En guise de soutien aux entreprises, le gouvernement envisage d’examiner toutes les possibilités juridiques qu’offrent les textes communautaires pour protéger nos entreprises industrielles de la concurrence déloyale des entreprises étrangères. A cet effet, il a pris l’exemple sur le ciment qui vient du Sénégal. Selon lui, des études réalisées sur le prix de cette marchandise sur le marché malien ont révélé d’énormes dysfonctionnements. Il a été établi que le prix de revient est plus élevé que le prix pratiqué sur le marché.

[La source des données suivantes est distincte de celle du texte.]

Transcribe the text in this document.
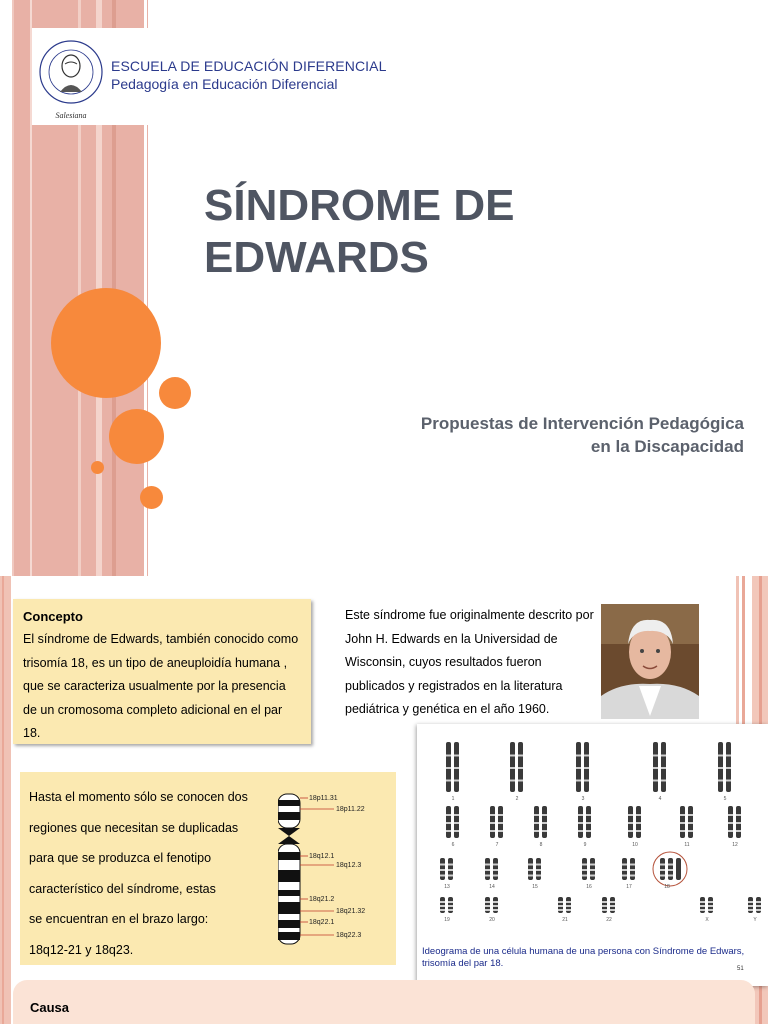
Salesiana
ESCUELA DE EDUCACIÓN DIFERENCIAL
Pedagogía en Educación Diferencial
SÍNDROME DE
EDWARDS
Propuestas de Intervención Pedagógica
en la Discapacidad
Concepto

El síndrome de Edwards, también conocido como trisomía 18, es un tipo de aneuploidía humana , que se caracteriza usualmente por la presencia de un cromosoma completo adicional en el par 18.

Este síndrome fue originalmente descrito por John H. Edwards en la Universidad de Wisconsin, cuyos resultados fueron publicados y registrados en la literatura pediátrica y genética en el año 1960.
Hasta el momento sólo se conocen dos
regiones que necesitan se duplicadas
para que se produzca el fenotipo
característico del síndrome, estas
se encuentran en el brazo largo:
18q12-21 y 18q23.
18p11.31
18p11.22
18q12.1
18q12.3
18q21.2
18q21.32
18q22.1
18q22.3
1	2	3	4	5
6	7	8	9	10	11	12
13	14	15	16	17	18
19	20	21	22	X	Y
Ideograma de una célula humana de una persona con Síndrome de Edwars, trisomía del par 18.	51
Causa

Cela démontre clairement une pratique anti-concurrentielle. Or, plusieurs cimenteries sont installées dans notre pays et d’autres sont également annoncées. C’est le cas de la société Gaia Equity Ltd, avec laquelle, une convention d’établissement a été signée le 16 septembre 2016 portant sur une cimenterie intégrée à Guinbané dans le cercle de Diéma dans la région de Kayes. Gaia Equity Ltd est une société de droit Irlandais. Qui s’engage à mettre en place une société de droit malien pour l’exploitation de la cimenterie intégrée avec la participation de l’Etat malien dans le capital social. L’investissement prévu s’élève à 196 milliards FCFA et créera 450 emplois permanents directs.
La capacité de production de la nouvelle société est de un million de tonnes par an. L’essor du secteur industriel mérite d’envisager des mesures protectionnistes tout en restant dans les limites et l’esprit des textes communautaires, qui préconisent l’ouverture des frontières pour faciliter la libre circulation des biens de productions. Mais, les textes ne sont pas fermés non plus à des mesures incitatives pour favoriser l’éclosion d’un secteur industriel dynamique dans les pays membres. Facteur de stabilité et créateur d’emplois et de richesses.
Avant de conclure, le ministre Mohamed Aly Ag Ibrahim s’est longuement expliqué sur les missions de son département, ainsi que les activités réalisées durant les six mois qu’il y a passé. Rappelons le Ministère du Développement Industriel est une nouvelle création du président de la République, Ibrahim Boubacar Kéita. L’objectif est de soutenir le secteur des industries pour booster la croissance de notre économie, notamment la création des emplois durables et décents et de la richesse qui peut avoir des effets multiplicateurs sur le revenu national.
Le ministre s’est également expliqué sur les 34 missions qu’il a effectuées à l’intérieur du pays pour voir, comprendre et pouvoir agir en toute connaissance de cause en vue de lever les goulots d’étranglement qui freinent l’envol du secteur de l’industrie dans notre pays. Depuis les premières heures de l’indépendance nationale, toutes les autorités successives ont fait de l’industrialisation, de la transformation de nos produits agricoles, une priorité. Le chemin est semé d’embuches, mais avec la volonté politique forte et l’engagement de tout le monde, le défi sera relevé, a-t-il dit. Enfin, Mohamed Aly Ag Ibrahim a exprimé toute sa confiance en l’avenir de notre secteur industriel.
« La mise en œuvre des nombreux chantiers envisagés permettra de booster la part de l’industrie dans le PIB », a-t-il assuré avant de lever la séance.